Many cities honor veterans for their service to our country. If the brave men and women of the United States Military Force were not their to protect our freedoms, America would not be the great country she is today.While the Fourth is celebrated across the country, historic cities like Boston and Philadelphia draw huge crowds to their festivities. In Boston, the USSJohn F. Kennedy often sails into the harbor, while the Boston Pops Orchestra holds a televised concert on the banks of the Charles River, featuring American music and ending with the 1812 Overture. In Washington D.C. The National Independence Day Parade features marching bands, military and specialty units and patriotic floats. Philadelphia holds its celebrations at Independence Hall, where historic scenes are reenacted and the Declaration of Independence is read.
Recently, there has been a public campaign to bring awareness to the fact that fireworks can be very distressing for veterans with PTSD. Veterans are making a point to remind celebrators to be respectful, as the fireworks could be triggering some traumatic memories for those with post-traumatic stress disorder or PTSD. In preparation for July 4, Military with PTSD is offering free yard signs to veterans around the country that read, “Combat veteran lives here. Please be courteous with fireworks.”

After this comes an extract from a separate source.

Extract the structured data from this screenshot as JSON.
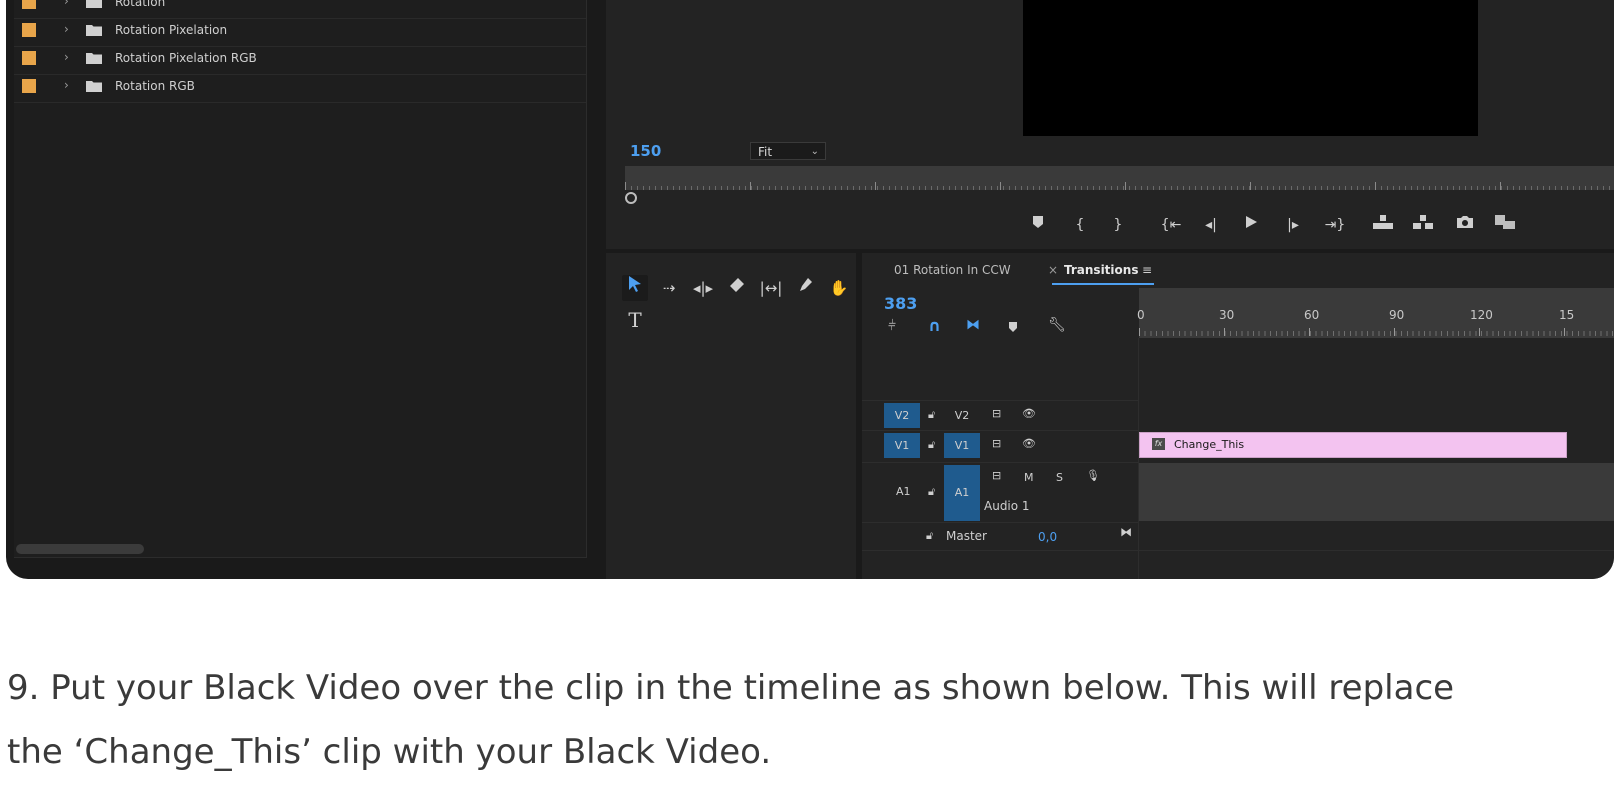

However, the Fourth of July is more than fireworks and barbecues — this holiday marks the day our great country was unified as a nation. From 1776 until the present day, July 4th has been celebrated as the birth of American independence, with typical festivities ranging from fireworks, parades and concerts to more casual family gatherings and barbecues. So whether you’ll be celebrating lake-side, pool-side, or in the backyard, remember that America and her freedom is protected by those who serve.